After missing 16 games with a fracture in his right hand, Martin Prado returned to the Braves’ lineup Tuesday night and led the team with three hits, three runs scored, a double and two RBI.
“Don’t you just want to punch him right in the stomach?” cracked teammate Matt Diaz.
Here’s another thought: How about just handing him an MVP trophy?
There’s little question that Prado is the Braves’ most valuable player. When he returned from the disabled list with a fracture in his right pinkie and led the Braves in their 10-2 victory over the Washington Nationals, he started at third base (vacated by the injured Chipper Jones) and batted third (also Jones’ spot). The significance was kind of obvious.

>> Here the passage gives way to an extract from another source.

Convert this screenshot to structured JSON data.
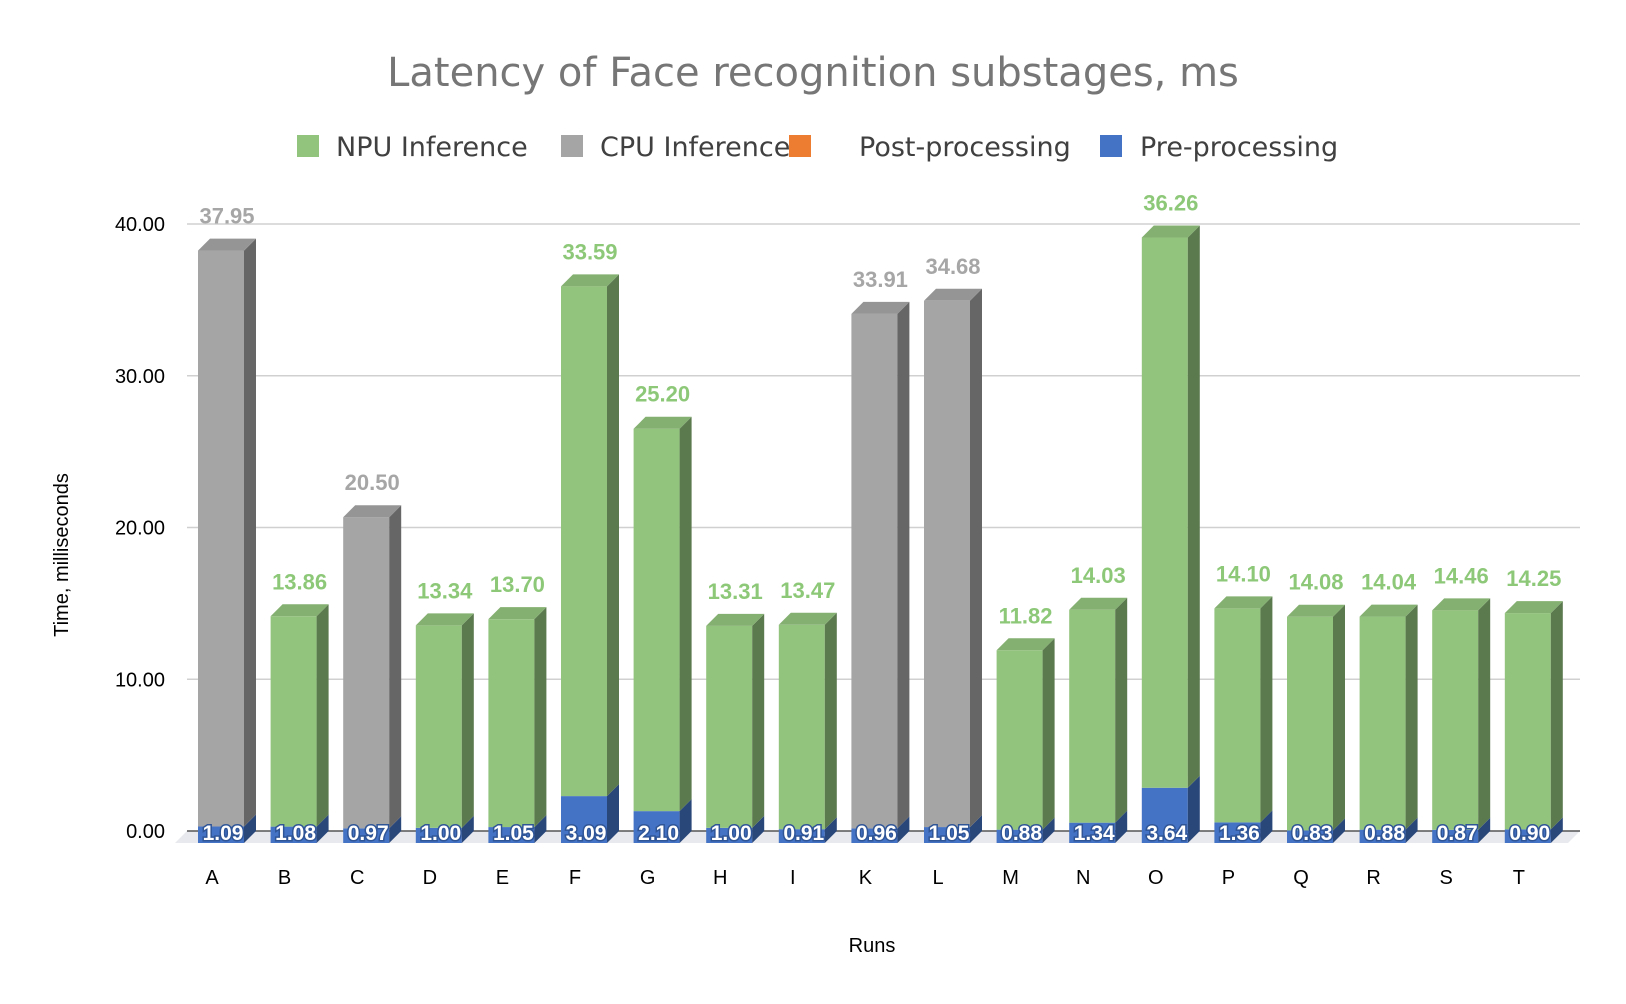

If this guy doesn’t get consideration for National League Most Valuable Player honors, something is wrong. Should Prado continue to hit at his normal pace, he’ll still have good chance to lead the National League in hits and win the batting title, despite missing 16 games. If he continues to bat third, he’ll certainly have a chance to significantly add to his RBI total (though he won’t likely crack the top 10).
Unfortunately, MVP voters seldom factor defense and versatility into the voting. But no player is more valuable to his team than Prado is to the Braves. The favorites for the award are probably are St. Louis’s Albert Pujols (.315, 30 homers, 86 RBI) and Cincinnati’s Joey Votto (.322, 28, 79). Prado is at .318, 13 homers and 45 RBIs.
“For me, you should throw a guy like into the MVP voting because of his defense and his hitting, and I know what he means to us,” manager Bobby Cox said. “But they’re looking for a guy with 45 homers and 140 RBIs and [hitting] .320. But I know he’s our MVP.”
Told of Cox’s comments, Prado said, “That’s not something I think about. I’m just happy we won and I could get a few hits.”
His hand still hurts. Prado jammed his finger in his final at-bat and he expects it to be sore “for a couple of weeks.” He was worn out after the game but you wouldn’t know it by the numbers. After a ground out and a fly out in his first two at-bats, he strung together three straight hits: an RBI double in the sixth, a run-scoring single in the seventh and another single in the eighth, scoring all three times.
“I’m tired,” he said. “My body is falling apart. I felt like I could keep myself in shape. I was running, taking ground balls. I knew I would be out two weeks so I was trying to do something. But a game is different. A couple of games and hopefully I’ll get used to it.”
Yeah. Like he’s a slacker now.
Here are a few more post-game comments on Prado.
♦ Diaz: “He said, ‘Don’t expect me to look like Chipper.’ We don’t. He’s much better looking than Chipper. Seriously, I don’t think anybody expected anything less from him. He goes on a rehab assignment [in Gwinnett] and gets a hit his first time out. He raises the bar so high.”
♦ Batting coach Terry Pendleton: “The guy can just flat out hit. Even when he was out, he did whatever he could do with one hand just to keep active.”
♦ Catcher Brian McCann: “He’s got one of the best swings you’ll ever come across. His bat stays in the zone for so long that he can handle so many different pitches. He could wake up Christmas morning and get two hits.”
Should he be given MVP consideration?
“Absolutely,” McCann said. “We’re not where we are without him. He’s definitely been our MVP.”
So what are your thoughts? Is Prado an MVP candidate?